A major web investment often is a "leap of faith" for small-business owners worried that they can't compete online, says David Duerr, CEO of Straight North LLC, an Oak Brook-based Internet marketing company.

"But people are actively looking every single day for what you produce," he says. "Your website has to be a great experience for your customers, regardless of the size of your business, or they will go somewhere else."

Three years ago, Lori Andre, owner of Lori's Designer Shoes, decided to get serious about selling her footwear and accessories online (LorisShoes.com). She'd maintained a website for 12 years and noticed that each time she improved the site, there was a jump in sales.

Ms. Andre started the business in 1983 and now has stores in Lincoln Park, Northfield and Highland Park. She declines to disclose annual revenue but says sales doubled in 2010 from the previous year.

By focusing on selection, value and customer service, including staffing someone in that function full time, she says average online sales per customer jumped 20% over the last 18 months.

"People come back to the store weekly because they know we're always getting new merchandise in every day," says Ms. Andre, 52. "We wanted to replicate that online by adding more products and doing it more frequently. We've been really diligent about that."

Convinced of the growth potential on the web, and with no immediate plans to open another store, Ms. Andre invested $75,000 last year in a new web hosting platform and design to improve navigation and customization. Customers now can shop for shoes by style and size, features they had been requesting for some time. The retooled site, to launch later this month, also adds user-friendly features like a "look book" highlighting fashion trends for the season and blog posts showing the clothes and accessories Ms. Andre packed for a recent three-week buying trip to Europe.

Ten employees run the Internet site, and Ms.
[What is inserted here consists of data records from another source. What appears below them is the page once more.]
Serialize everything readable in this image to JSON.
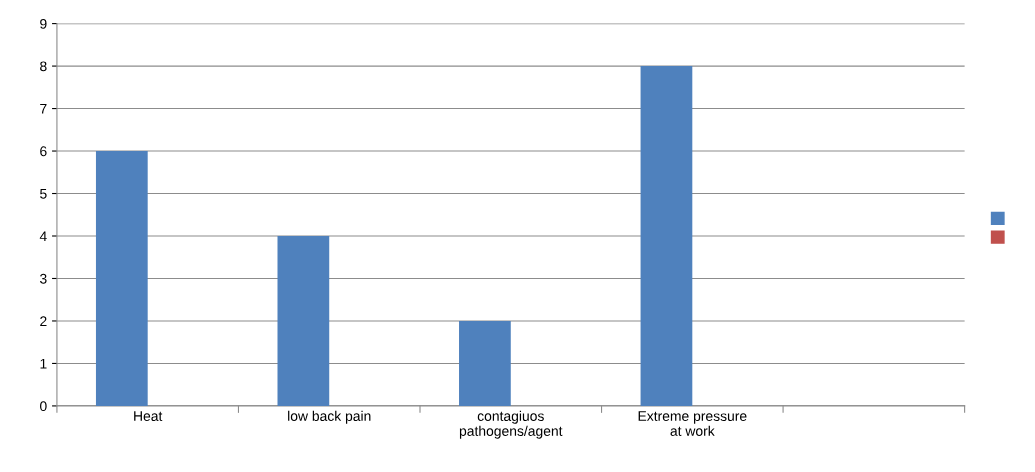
{
  "chart_data": {
    "type": "bar",
    "categories": [
      "Heat",
      "low back pain",
      "contagiuos\npathogens/agent",
      "Extreme pressure\nat work",
      null
    ],
    "series": [
      {
        "color": "#4f81bd",
        "values": [
          6,
          4,
          2,
          8,
          null
        ]
      },
      {
        "color": "#c0504d",
        "values": [
          null,
          null,
          null,
          null,
          null
        ]
      }
    ],
    "ylim": [
      0,
      9
    ],
    "yticks": [
      0,
      1,
      2,
      3,
      4,
      5,
      6,
      7,
      8,
      9
    ],
    "grid": "y"
  }
}
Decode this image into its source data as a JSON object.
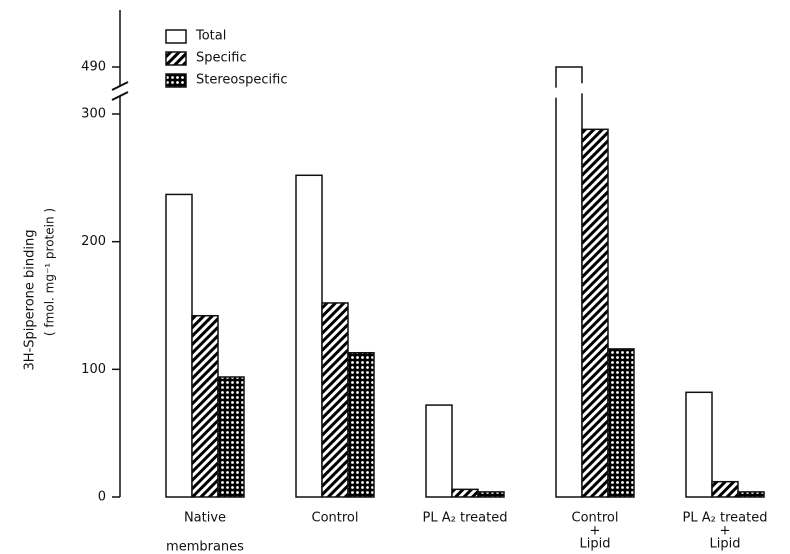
{
  "chart_data": {
    "type": "bar",
    "y_label": [
      "3H-Spiperone    binding",
      "( fmol. mg⁻¹ protein )"
    ],
    "categories": [
      [
        "Native",
        "membranes"
      ],
      [
        "Control"
      ],
      [
        "PL A₂ treated"
      ],
      [
        "Control",
        "+",
        "Lipid"
      ],
      [
        "PL A₂ treated",
        "+",
        "Lipid"
      ]
    ],
    "series": [
      {
        "name": "Total",
        "color": "#ffffff",
        "pattern": "solid",
        "values": [
          237,
          252,
          72,
          490,
          82
        ]
      },
      {
        "name": "Specific",
        "color": "#111111",
        "pattern": "hatch",
        "values": [
          142,
          152,
          6,
          288,
          12
        ]
      },
      {
        "name": "Stereospecific",
        "color": "#111111",
        "pattern": "dots",
        "values": [
          94,
          113,
          4,
          116,
          4
        ]
      }
    ],
    "ylim": [
      0,
      490
    ],
    "yticks": [
      0,
      100,
      200,
      300,
      490
    ],
    "axis_break": 300
  }
}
Andre expects revenue from online sales to "far exceed" her flagship Armitage Avenue store within three years. She says international sales, which currently account for 12% of the online business, are a growth area, boosted by strong-selling brands like UGG Australia and Jeffrey Campbell, which have limited availability abroad.

B-TO-B

For years, Jerry Freund, president of Chicago-based Mid-American Printing Systems Inc., says he didn't believe the web could be an effective sales tool for a business-to-business enterprise like his. He built the $7-million printing company, which started in 1985, by using traditional "meet-and-greet rituals and telemarketers that put sales people in front of prospects often before they were motivated to buy," he says.

Although revenue was up 15% last year, Mr. Freund, 57, says morale had dropped as conventional sales channels had increasingly become less effective and more competitors and potential customers moved online.
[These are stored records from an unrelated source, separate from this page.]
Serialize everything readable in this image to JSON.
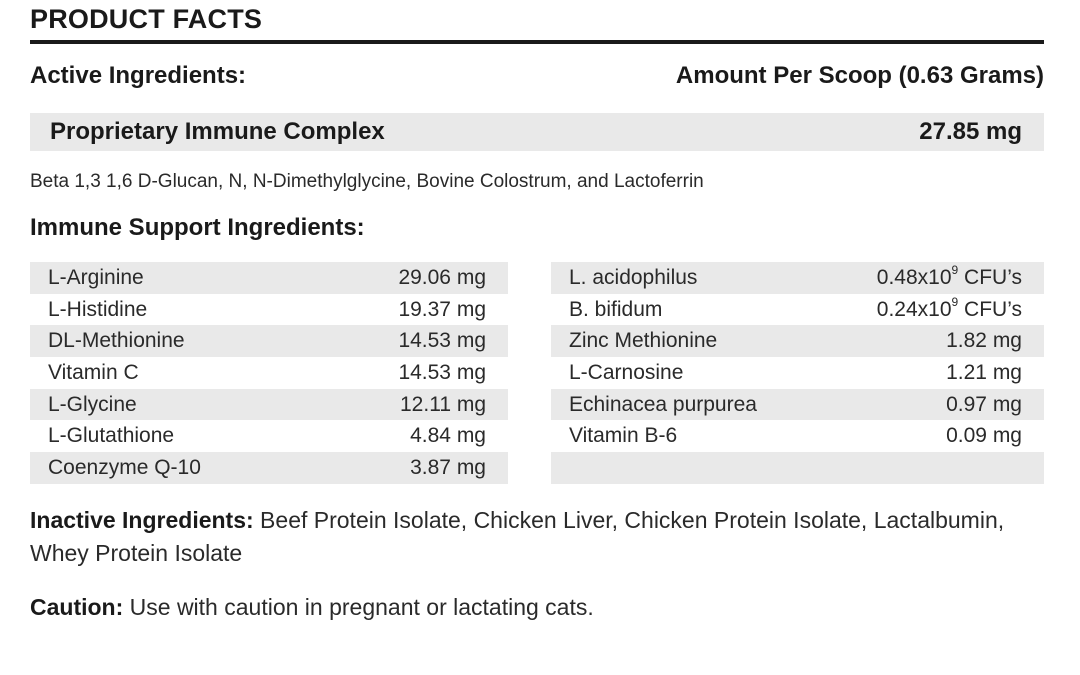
{
  "title": "PRODUCT FACTS",
  "active": {
    "header_left": "Active Ingredients:",
    "header_right": "Amount Per Scoop (0.63 Grams)",
    "blend_name": "Proprietary Immune Complex",
    "blend_amount": "27.85 mg",
    "blend_description": "Beta 1,3 1,6 D-Glucan, N, N-Dimethylglycine, Bovine Colostrum, and Lactoferrin"
  },
  "support": {
    "header": "Immune Support Ingredients:",
    "left": [
      {
        "name": "L-Arginine",
        "amount": "29.06 mg"
      },
      {
        "name": "L-Histidine",
        "amount": "19.37 mg"
      },
      {
        "name": "DL-Methionine",
        "amount": "14.53 mg"
      },
      {
        "name": "Vitamin C",
        "amount": "14.53 mg"
      },
      {
        "name": "L-Glycine",
        "amount": "12.11 mg"
      },
      {
        "name": "L-Glutathione",
        "amount": "4.84 mg"
      },
      {
        "name": "Coenzyme Q-10",
        "amount": "3.87 mg"
      }
    ],
    "right": [
      {
        "name": "L. acidophilus",
        "amount_base": "0.48x10",
        "amount_exp": "9",
        "amount_unit": " CFU’s"
      },
      {
        "name": "B. bifidum",
        "amount_base": "0.24x10",
        "amount_exp": "9",
        "amount_unit": " CFU’s"
      },
      {
        "name": "Zinc Methionine",
        "amount": "1.82 mg"
      },
      {
        "name": "L-Carnosine",
        "amount": "1.21 mg"
      },
      {
        "name": "Echinacea purpurea",
        "amount": "0.97 mg"
      },
      {
        "name": "Vitamin B-6",
        "amount": "0.09 mg"
      }
    ]
  },
  "inactive": {
    "label": "Inactive Ingredients:",
    "text": " Beef Protein Isolate, Chicken Liver, Chicken Protein Isolate, Lactalbumin, Whey Protein Isolate"
  },
  "caution": {
    "label": "Caution:",
    "text": " Use with caution in pregnant or lactating cats."
  }
}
"Our website was basically a brochure with little or no functionality, and it wasn't attracting the corporate clients we were looking for," he says.

Urged on by family members and his sales team, in June he hired a web development firm for $15,000 and three months later launched the updated website (MidAmerican-Print.com), where customers now can request an estimate, upload multiple files and get company news and industry information. An additional $750 to $800 a month goes to search-engine optimization and other marketing efforts.

He says the virtual tour showing the company's scope of services and industry certification seals on the home page "make us credible in the eyes of a more sophisticated print buyer."

Mr. Freund says he's encouraged by early interest: In January, typically a slow month for the company, he fielded 25 inquiries from website visitors, most from firms with 100-plus employees--the right size for Mid-American's capabilities.

"We could have kept going with conventional, antiquated methods that sometimes don't work, but a year from now we'd probably be in some pretty serious trouble," he says. "I just knew something had to be done."